Sir, - Your Editorial of October 2nd highlights the deterioration in our health services over the past two decades. While I agree with much of what you say, I must take issue with your claim that "not even the most dedicated of administrators had the training to be able to challenge the power of the hospital consultants".
I fail to see how the so-called power of hospital consultants should determine Government policy. Your own Editorial identifies the major problem: healthcare is under-funded. However, it is not absolutely correct to state that "staff numbers have declined below critical levels . . ." The ratio of administrators to doctors within our system has continued to grow over a 20-year period. We will shortly have two administrators for each doctor. If anything, consultants have been excluded from policy and decision-making. They carry of the responsibility for patient care and are sued by name in court when patients are dissatisfied. It is they, with junior doctors and nurses, who have to tell patients that their appointments have been cancelled or that they will be on a waiting-list for up to two years. In short, they carry all of the medical responsibility, with none of the administrative or policy-making authority.

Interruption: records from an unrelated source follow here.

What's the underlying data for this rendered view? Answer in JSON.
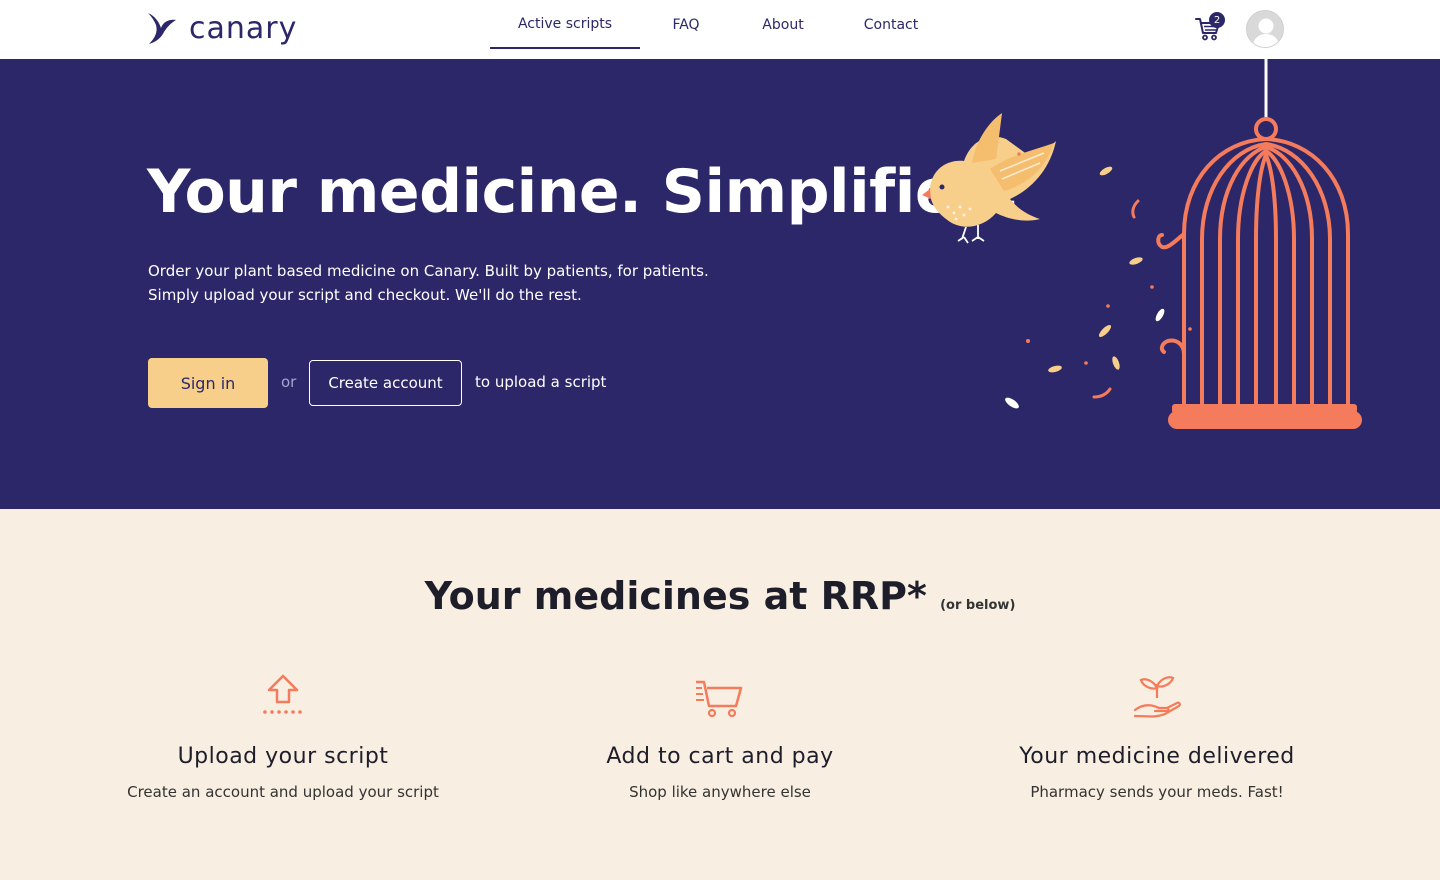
{
  "header": {
    "logo_text": "canary",
    "nav": [
      {
        "label": "Active scripts",
        "active": true
      },
      {
        "label": "FAQ",
        "active": false
      },
      {
        "label": "About",
        "active": false
      },
      {
        "label": "Contact",
        "active": false
      }
    ],
    "cart_count": "2",
    "icons": {
      "cart": "cart-icon",
      "avatar": "user-avatar-icon"
    }
  },
  "hero": {
    "title": "Your medicine. Simplified.",
    "subtitle_line1": "Order your plant based medicine on Canary. Built by patients, for patients.",
    "subtitle_line2": "Simply upload your script and checkout. We'll do the rest.",
    "signin_label": "Sign in",
    "or_text": "or",
    "create_account_label": "Create account",
    "upload_hint": "to upload a script"
  },
  "rrp": {
    "title": "Your medicines at RRP*",
    "note": "(or below)"
  },
  "features": [
    {
      "icon": "upload-icon",
      "title": "Upload your script",
      "description": "Create an account and upload your script"
    },
    {
      "icon": "cart-icon",
      "title": "Add to cart and pay",
      "description": "Shop like anywhere else"
    },
    {
      "icon": "plant-hand-icon",
      "title": "Your medicine delivered",
      "description": "Pharmacy sends your meds. Fast!"
    }
  ],
  "colors": {
    "brand_navy": "#2b2769",
    "accent_yellow": "#f8cf8a",
    "accent_coral": "#f47b5b",
    "cream_bg": "#f8efe2"
  }
}
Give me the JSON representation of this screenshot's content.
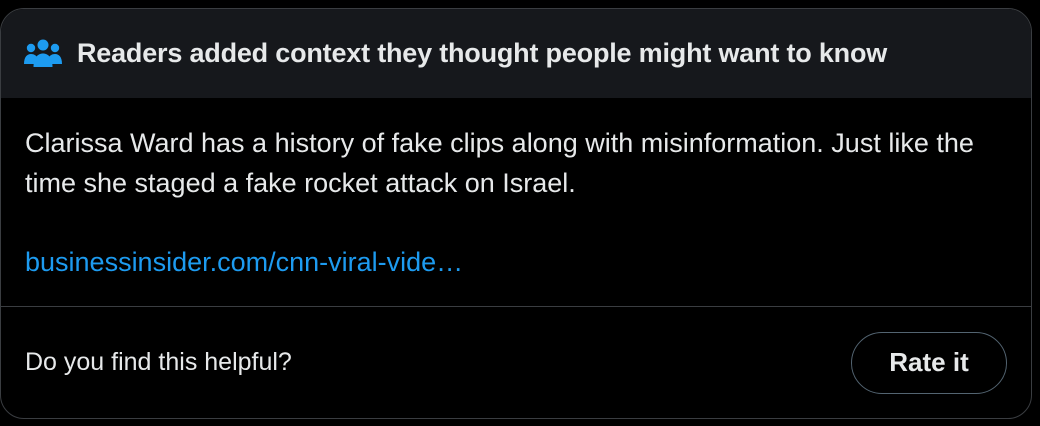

Certainly, let health be an issue in the next election, just as it has been in every election since 1973. Let the electorate pass judgment on the political parties and their health policies when the time comes. The greatest single problem with our hospital services is one of access. The standard of medicine is on a par with the best in the developed world. It is for the politicians to provide the planning and the funding to give every citizen access to the health services they require within a medically acceptable time-frame. Once the patient is admitted, the consultants will look after him or her well. - Yours, etc.,
Finbarr Fitzpatrick, Secretary-General, Irish Hospital Consultants Association, Dundrum Office Park, Dublin 14.